Campaigners want to recognise the town’s Fairtrade status – granted by the Fairtrade Foundation in 2008 – with an addition to the existing signs telling motorists they are entering South Queensferry.

Transport Scotland rules ban the move because it would not be regarded as a “traffic sign”.

But after the issue was raised in the Scottish Parliament, Transport Minister Humza Yousaf has ordered a review.

Lib Dem councillor Kevin Lang said: “Queensferry is rightly proud of its status as a Fairtrade Royal Burgh. After all, a lot of work goes into getting this kind of accreditation.

“This is why we were so keen to have new signs put in place at the entrances to the town, just like you see elsewhere. It would have helped highlight the importance of fair trade to the many people visiting Queensferry. It came as something of a shock when we discovered such signs are illegal.”

Cllr Lang now plans to raise the issue at the next council meeting to get agreement from councillors on writing to Transport Scotland and supporting a change of policy.

Fairtrade Town status was achieved through a range of Fairtrade products being available in local retail outlets, local workplaces and community organisations using Fairtrade products and a steering group which continues to win support for fair trade.
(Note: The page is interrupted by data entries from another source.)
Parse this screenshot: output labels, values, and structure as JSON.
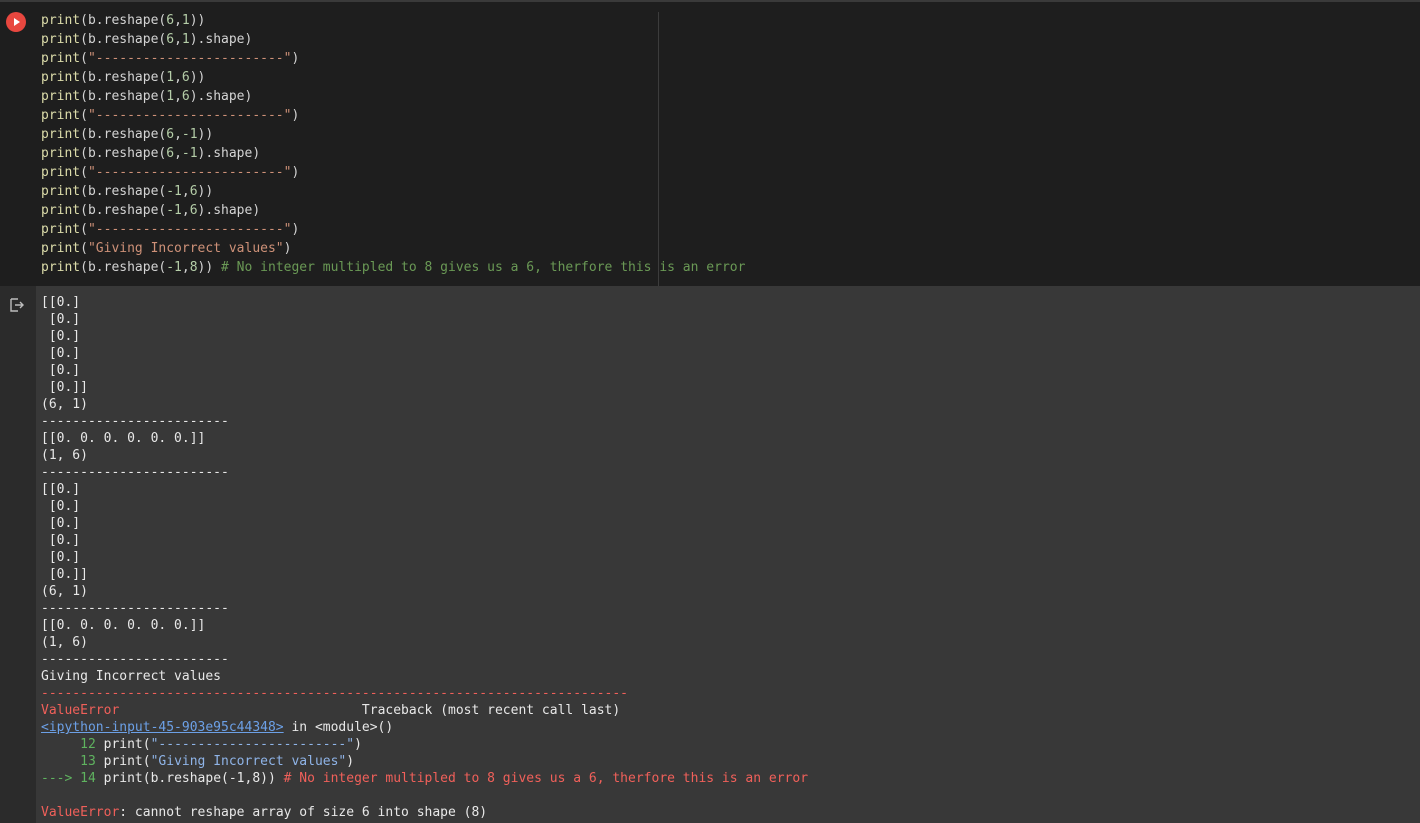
{
  "code_cell": {
    "run_icon": "play-icon",
    "lines": [
      {
        "fn": "print",
        "open": "(b.reshape(",
        "a": "6",
        "sep": ",",
        "b": "1",
        "close": "))",
        "str": "",
        "tail": "",
        "comment": ""
      },
      {
        "fn": "print",
        "open": "(b.reshape(",
        "a": "6",
        "sep": ",",
        "b": "1",
        "close": ").shape)",
        "str": "",
        "tail": "",
        "comment": ""
      },
      {
        "fn": "print",
        "open": "(",
        "a": "",
        "sep": "",
        "b": "",
        "close": "",
        "str": "\"------------------------\"",
        "tail": ")",
        "comment": ""
      },
      {
        "fn": "print",
        "open": "(b.reshape(",
        "a": "1",
        "sep": ",",
        "b": "6",
        "close": "))",
        "str": "",
        "tail": "",
        "comment": ""
      },
      {
        "fn": "print",
        "open": "(b.reshape(",
        "a": "1",
        "sep": ",",
        "b": "6",
        "close": ").shape)",
        "str": "",
        "tail": "",
        "comment": ""
      },
      {
        "fn": "print",
        "open": "(",
        "a": "",
        "sep": "",
        "b": "",
        "close": "",
        "str": "\"------------------------\"",
        "tail": ")",
        "comment": ""
      },
      {
        "fn": "print",
        "open": "(b.reshape(",
        "a": "6",
        "sep": ",",
        "b": "-1",
        "close": "))",
        "str": "",
        "tail": "",
        "comment": ""
      },
      {
        "fn": "print",
        "open": "(b.reshape(",
        "a": "6",
        "sep": ",",
        "b": "-1",
        "close": ").shape)",
        "str": "",
        "tail": "",
        "comment": ""
      },
      {
        "fn": "print",
        "open": "(",
        "a": "",
        "sep": "",
        "b": "",
        "close": "",
        "str": "\"------------------------\"",
        "tail": ")",
        "comment": ""
      },
      {
        "fn": "print",
        "open": "(b.reshape(",
        "a": "-1",
        "sep": ",",
        "b": "6",
        "close": "))",
        "str": "",
        "tail": "",
        "comment": ""
      },
      {
        "fn": "print",
        "open": "(b.reshape(",
        "a": "-1",
        "sep": ",",
        "b": "6",
        "close": ").shape)",
        "str": "",
        "tail": "",
        "comment": ""
      },
      {
        "fn": "print",
        "open": "(",
        "a": "",
        "sep": "",
        "b": "",
        "close": "",
        "str": "\"------------------------\"",
        "tail": ")",
        "comment": ""
      },
      {
        "fn": "print",
        "open": "(",
        "a": "",
        "sep": "",
        "b": "",
        "close": "",
        "str": "\"Giving Incorrect values\"",
        "tail": ")",
        "comment": ""
      },
      {
        "fn": "print",
        "open": "(b.reshape(",
        "a": "-1",
        "sep": ",",
        "b": "8",
        "close": ")) ",
        "str": "",
        "tail": "",
        "comment": "# No integer multipled to 8 gives us a 6, therfore this is an error"
      }
    ]
  },
  "output": {
    "icon": "output-redirect-icon",
    "lines": [
      "[[0.]",
      " [0.]",
      " [0.]",
      " [0.]",
      " [0.]",
      " [0.]]",
      "(6, 1)",
      "------------------------",
      "[[0. 0. 0. 0. 0. 0.]]",
      "(1, 6)",
      "------------------------",
      "[[0.]",
      " [0.]",
      " [0.]",
      " [0.]",
      " [0.]",
      " [0.]]",
      "(6, 1)",
      "------------------------",
      "[[0. 0. 0. 0. 0. 0.]]",
      "(1, 6)",
      "------------------------",
      "Giving Incorrect values"
    ],
    "traceback": {
      "rule": "---------------------------------------------------------------------------",
      "error_name": "ValueError",
      "header_gap": "                               ",
      "header_text": "Traceback (most recent call last)",
      "link": "<ipython-input-45-903e95c44348>",
      "in_module": " in <module>()",
      "lines": [
        {
          "prefix": "     ",
          "num": "12",
          "code_pre": " print(",
          "code_str": "\"------------------------\"",
          "code_post": ")",
          "comment": ""
        },
        {
          "prefix": "     ",
          "num": "13",
          "code_pre": " print(",
          "code_str": "\"Giving Incorrect values\"",
          "code_post": ")",
          "comment": ""
        },
        {
          "prefix": "---> ",
          "num": "14",
          "code_pre": " print(b.reshape(-1,8)) ",
          "code_str": "",
          "code_post": "",
          "comment": "# No integer multipled to 8 gives us a 6, therfore this is an error"
        }
      ],
      "final_error_name": "ValueError",
      "final_message": ": cannot reshape array of size 6 into shape (8)"
    }
  }
}
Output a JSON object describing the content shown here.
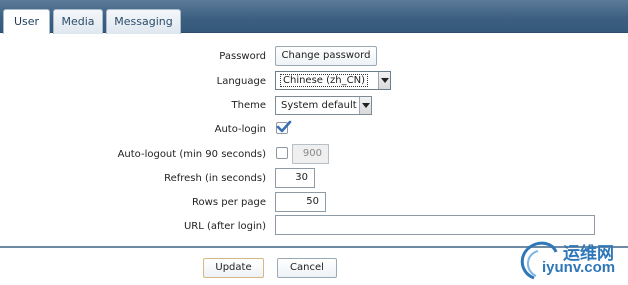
{
  "tabs": [
    {
      "label": "User",
      "active": true
    },
    {
      "label": "Media",
      "active": false
    },
    {
      "label": "Messaging",
      "active": false
    }
  ],
  "form": {
    "password_label": "Password",
    "change_password_button": "Change password",
    "language_label": "Language",
    "language_value": "Chinese (zh_CN)",
    "theme_label": "Theme",
    "theme_value": "System default",
    "autologin_label": "Auto-login",
    "autologin_checked": true,
    "autologout_label": "Auto-logout (min 90 seconds)",
    "autologout_checked": false,
    "autologout_value": "900",
    "refresh_label": "Refresh (in seconds)",
    "refresh_value": "30",
    "rows_label": "Rows per page",
    "rows_value": "50",
    "url_label": "URL (after login)",
    "url_value": ""
  },
  "buttons": {
    "update": "Update",
    "cancel": "Cancel"
  },
  "watermark": {
    "line1": "运维网",
    "line2": "iyunv.com"
  },
  "colors": {
    "header_bar": "#3c5f80",
    "checkmark": "#3a6fb0",
    "logo": "#2e77b8"
  }
}
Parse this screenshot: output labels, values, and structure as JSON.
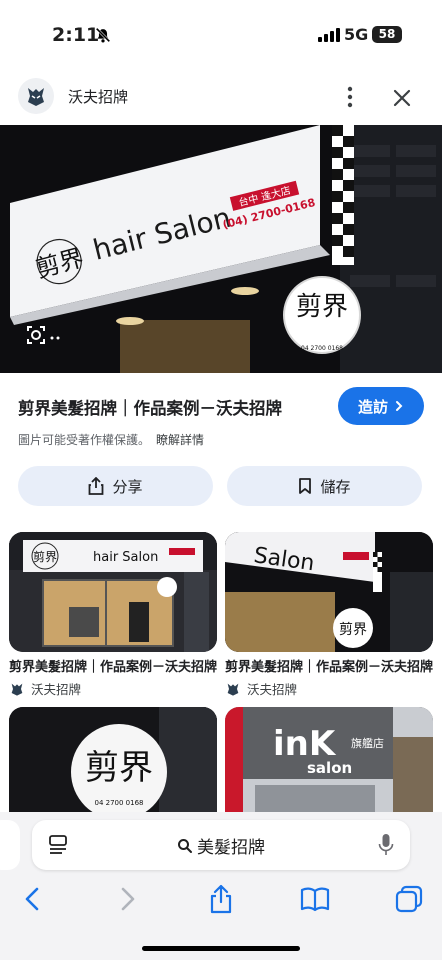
{
  "status": {
    "time": "2:11",
    "network": "5G",
    "battery": "58",
    "icon_bell": "bell-slash-icon"
  },
  "header": {
    "site_name": "沃夫招牌"
  },
  "hero": {
    "sign_text": "hair Salon",
    "brand_char": "剪界",
    "branch": "台中 逢大店",
    "phone": "(04) 2700-0168",
    "round_sign_phone": "04 2700 0168"
  },
  "result": {
    "title": "剪界美髮招牌｜作品案例－沃夫招牌",
    "visit_label": "造訪",
    "copyright": "圖片可能受著作權保護。",
    "learn_more": "瞭解詳情"
  },
  "actions": {
    "share_label": "分享",
    "save_label": "儲存"
  },
  "related": [
    {
      "title": "剪界美髮招牌｜作品案例－沃夫招牌",
      "source": "沃夫招牌"
    },
    {
      "title": "剪界美髮招牌｜作品案例－沃夫招牌",
      "source": "沃夫招牌"
    }
  ],
  "thumb_texts": {
    "salon": "hair Salon",
    "salon2": "Salon",
    "ink": "inK",
    "ink_sub": "旗艦店",
    "salon3": "salon",
    "brand": "剪界",
    "phone": "04 2700 0168"
  },
  "browser": {
    "address": "美髮招牌"
  },
  "colors": {
    "accent": "#1a73e8",
    "chip_bg": "#e8eef9"
  }
}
Edinburgh Western Lib Dem MSP Alex Cole-Hamilton asked in parliament about the road sign restrictions.

Mr Yousaf told him: “Local roads authorities have considerable latitude over the design and content of gateway signs, which are located at the entrance to settlements including references to matters of local interest and historical events. However, authorisation in accordance with the Traffic Signs Regulations and General Directions does not extend to the use of signage indicating Fairtrade, as these are not considered to be traffic signs.”

He added that because Fairtrade was a recognised global brand, the signs would be considered as advertisements.

But he added: “I have instructed Transport Scotland to carry out a review of traffic sign and general signage policy, which will include a review of the use of Fairtrade accreditation on signs.”

Mr Cole-Hamilton welcomed the announcement. He said: “I’m very grateful to the Transport Minister for agreeing to this review. I suspect it came as much of a surprise to him as it came to me that such signs are not allowed.

“I hope Transport Scotland will now quickly change its policy so Edinburgh and other local authorities can have the freedom to put up Fairtrade signs, not just in Queensferry but in other places which have worked hard to get official Fairtrade status.

“In the meantime, the volunteers in the local Fairtrade group in Queensferry deserve a lot of praise. It is because of them that we now have this Scotland-wide review.”